The film ends with Terrier, recovered and released from prison, reuniting with Annie in the DRC.

==Cast==
- Sean Penn as Jim Terrier
- Javier Bardem as Felix Marti
- Idris Elba as Jackie Barnes
- Mark Rylance as Terrance Cox
- Jasmine Trinca as Annie
- Ray Winstone as Stanley
- Peter Franzén as Reiniger
- Billy Billingham as Reed
- Daniel Adegboyega as Bryson
- Ade Oyefeso as Eugene

==Production==
===Development===
Circa January 2013, French action director Pierre Morel (Taken) entered negotiations to direct Sean Penn in Prone Gunman, an action thriller being produced by Silver Pictures’ Joel Silver and Andrew Rona. The film is based on the 1981 novel The Prone Gunman by French crime novelist Jean-Patrick Manchette. The project, from Silver Pictures, was fully financed by StudioCanal, who sold out rights to the film at the 2013 Cannes Film Festival.

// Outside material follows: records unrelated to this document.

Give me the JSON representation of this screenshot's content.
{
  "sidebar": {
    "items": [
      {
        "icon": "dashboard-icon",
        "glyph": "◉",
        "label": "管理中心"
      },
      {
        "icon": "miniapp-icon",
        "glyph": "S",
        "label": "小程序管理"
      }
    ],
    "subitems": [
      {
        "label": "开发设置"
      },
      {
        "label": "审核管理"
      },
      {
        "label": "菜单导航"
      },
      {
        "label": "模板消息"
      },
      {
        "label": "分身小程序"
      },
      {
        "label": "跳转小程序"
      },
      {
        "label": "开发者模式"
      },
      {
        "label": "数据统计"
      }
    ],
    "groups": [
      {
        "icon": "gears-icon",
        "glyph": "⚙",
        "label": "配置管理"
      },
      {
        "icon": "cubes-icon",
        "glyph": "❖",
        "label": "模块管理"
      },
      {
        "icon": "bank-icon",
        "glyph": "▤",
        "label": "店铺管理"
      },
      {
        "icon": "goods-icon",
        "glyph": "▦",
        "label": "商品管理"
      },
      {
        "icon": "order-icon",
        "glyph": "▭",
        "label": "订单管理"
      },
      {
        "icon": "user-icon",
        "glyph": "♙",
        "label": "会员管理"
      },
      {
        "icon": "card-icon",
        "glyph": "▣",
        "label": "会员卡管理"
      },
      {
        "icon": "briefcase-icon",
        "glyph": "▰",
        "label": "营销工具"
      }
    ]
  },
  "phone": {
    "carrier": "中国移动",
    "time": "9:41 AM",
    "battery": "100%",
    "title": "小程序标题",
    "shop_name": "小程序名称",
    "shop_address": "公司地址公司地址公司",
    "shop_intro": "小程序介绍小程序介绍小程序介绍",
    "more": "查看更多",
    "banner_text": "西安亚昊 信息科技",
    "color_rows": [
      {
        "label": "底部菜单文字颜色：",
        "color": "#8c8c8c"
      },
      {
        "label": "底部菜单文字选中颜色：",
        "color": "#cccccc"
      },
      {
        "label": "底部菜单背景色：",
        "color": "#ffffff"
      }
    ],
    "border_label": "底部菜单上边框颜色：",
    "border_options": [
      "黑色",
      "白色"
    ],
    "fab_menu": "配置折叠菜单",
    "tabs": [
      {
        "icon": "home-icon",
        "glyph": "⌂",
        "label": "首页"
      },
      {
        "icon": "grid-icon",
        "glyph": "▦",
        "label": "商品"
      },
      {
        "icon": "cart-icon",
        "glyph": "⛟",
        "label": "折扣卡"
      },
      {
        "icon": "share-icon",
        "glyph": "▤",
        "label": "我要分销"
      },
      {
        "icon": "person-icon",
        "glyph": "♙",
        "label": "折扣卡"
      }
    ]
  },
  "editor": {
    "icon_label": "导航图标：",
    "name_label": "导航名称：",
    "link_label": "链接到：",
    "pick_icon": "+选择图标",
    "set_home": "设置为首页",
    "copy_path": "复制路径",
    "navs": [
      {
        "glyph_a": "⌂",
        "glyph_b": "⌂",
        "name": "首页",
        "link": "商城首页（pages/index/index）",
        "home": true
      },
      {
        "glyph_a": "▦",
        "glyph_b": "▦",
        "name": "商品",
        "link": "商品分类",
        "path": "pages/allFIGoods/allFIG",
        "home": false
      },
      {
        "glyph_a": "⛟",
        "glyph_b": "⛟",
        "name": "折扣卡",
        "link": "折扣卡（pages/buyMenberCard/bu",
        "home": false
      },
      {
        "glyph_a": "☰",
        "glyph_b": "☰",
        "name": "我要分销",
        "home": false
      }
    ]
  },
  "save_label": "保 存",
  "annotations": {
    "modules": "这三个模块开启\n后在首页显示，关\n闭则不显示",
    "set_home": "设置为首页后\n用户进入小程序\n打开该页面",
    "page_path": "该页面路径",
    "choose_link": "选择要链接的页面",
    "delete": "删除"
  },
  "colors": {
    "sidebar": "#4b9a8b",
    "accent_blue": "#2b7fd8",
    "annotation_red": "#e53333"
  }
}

In May 2013, Deadline Hollywood reported that Javier Bardem would play a villain. In June, Deadline stated that Ray Winstone had just joined the project. He played a mentor of the hitman (Penn), who is betrayed and then hunted by the organization he worked for. Italian actress Jasmine Trinca was cast as the female lead. Bardem played Trinca’s husband, and Elba played a mysterious operative named Dupont.

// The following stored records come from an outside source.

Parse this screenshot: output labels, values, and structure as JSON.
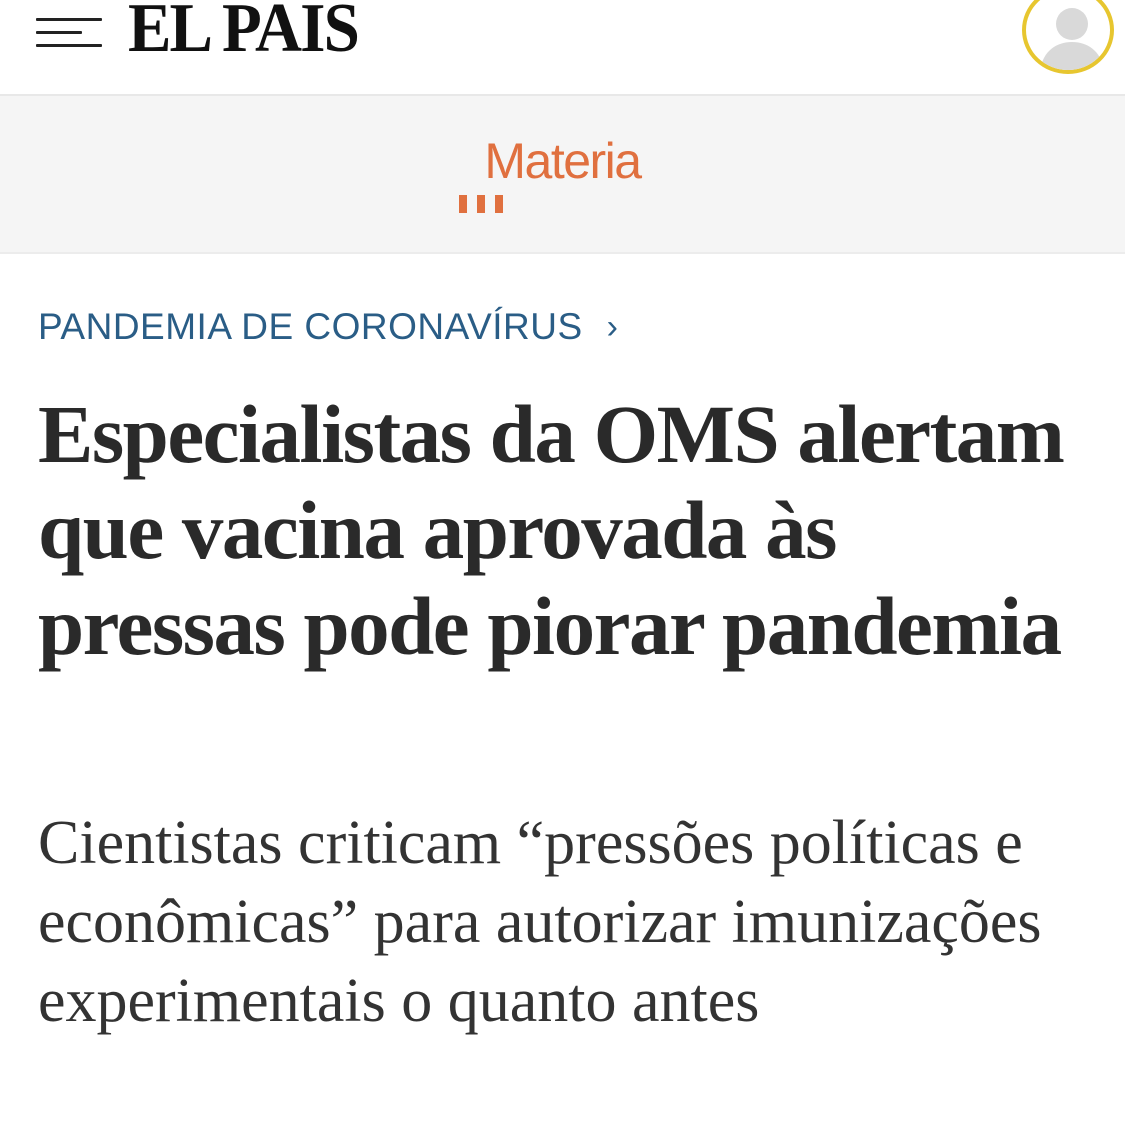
{
  "header": {
    "logo": "EL PAIS",
    "menu_icon": "hamburger-menu-icon",
    "avatar_icon": "user-avatar-icon",
    "avatar_ring_color": "#e7c62f"
  },
  "section": {
    "label": "Materia",
    "color": "#e0703f"
  },
  "article": {
    "kicker": "PANDEMIA DE CORONAVÍRUS",
    "kicker_arrow": "›",
    "kicker_color": "#2a5d86",
    "headline": "Especialistas da OMS alertam que vacina aprovada às pressas pode piorar pandemia",
    "subheadline": "Cientistas criticam “pressões políticas e econômicas” para autorizar imunizações experimentais o quanto antes"
  }
}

Prior to filming, Sean Penn visited Peoria Arizona for training on the weapons used in the movie.

On May 8, 2014, Open Road Films acquired the US distribution rights to the film.

===Filming===
Principal photography took place in the spring of 2013 in Barcelona and Logroño, Spain; Gibraltar; Cape Town, South Africa; and Wimbledon Studios, England.

==Reception==

===Box office===
The Gunman grossed $10.7 million in the United States and Canada and $13.5 million in other territories for a worldwide total of $24.2 million, against a production budget of $40 million.

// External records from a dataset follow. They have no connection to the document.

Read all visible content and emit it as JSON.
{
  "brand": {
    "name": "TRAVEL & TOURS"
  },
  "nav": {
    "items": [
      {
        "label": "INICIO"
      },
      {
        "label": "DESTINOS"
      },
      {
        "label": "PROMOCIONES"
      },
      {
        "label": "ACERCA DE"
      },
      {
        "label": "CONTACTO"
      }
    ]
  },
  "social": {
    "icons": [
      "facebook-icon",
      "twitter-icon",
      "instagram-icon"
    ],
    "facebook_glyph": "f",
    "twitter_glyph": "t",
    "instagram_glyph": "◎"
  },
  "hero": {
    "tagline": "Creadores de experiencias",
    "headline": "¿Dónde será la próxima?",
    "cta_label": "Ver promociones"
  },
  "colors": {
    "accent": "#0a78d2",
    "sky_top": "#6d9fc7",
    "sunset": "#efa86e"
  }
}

The film grossed $5 million in its opening weekend, finishing at 4th at the box office.

===Critical response===
The review aggregator website Rotten Tomatoes gave the film an approval rating of 15% based on 180 reviews, with an average rating of 4.4/10. The site's critical consensus reads, "With an uninspired plot and rote set pieces that are overshadowed by its star's physique, The Gunman proves a muddled misfire in the rapidly aging Over-50 Action Hero genre." On Metacritic, which assigns a normalized rating, the film has a score of 39 out of 100, based on 41 critics, indicating "generally unfavorable reviews". Audiences polled by CinemaScore gave the film a grade of "B−" on an A+ to F scale.

Guy Lodge of Variety called it a "rote, humorless thriller" and "a distinctly unconvincing attempt to refashion the star – who also co-wrote and produced – as a middle-aged action hero in the Liam Neeson mold."
Ann Hornaday of The Washington Post wrote: "The Gunman may start as a genre exercise of promising purpose, but it winds up being just a lot of bull."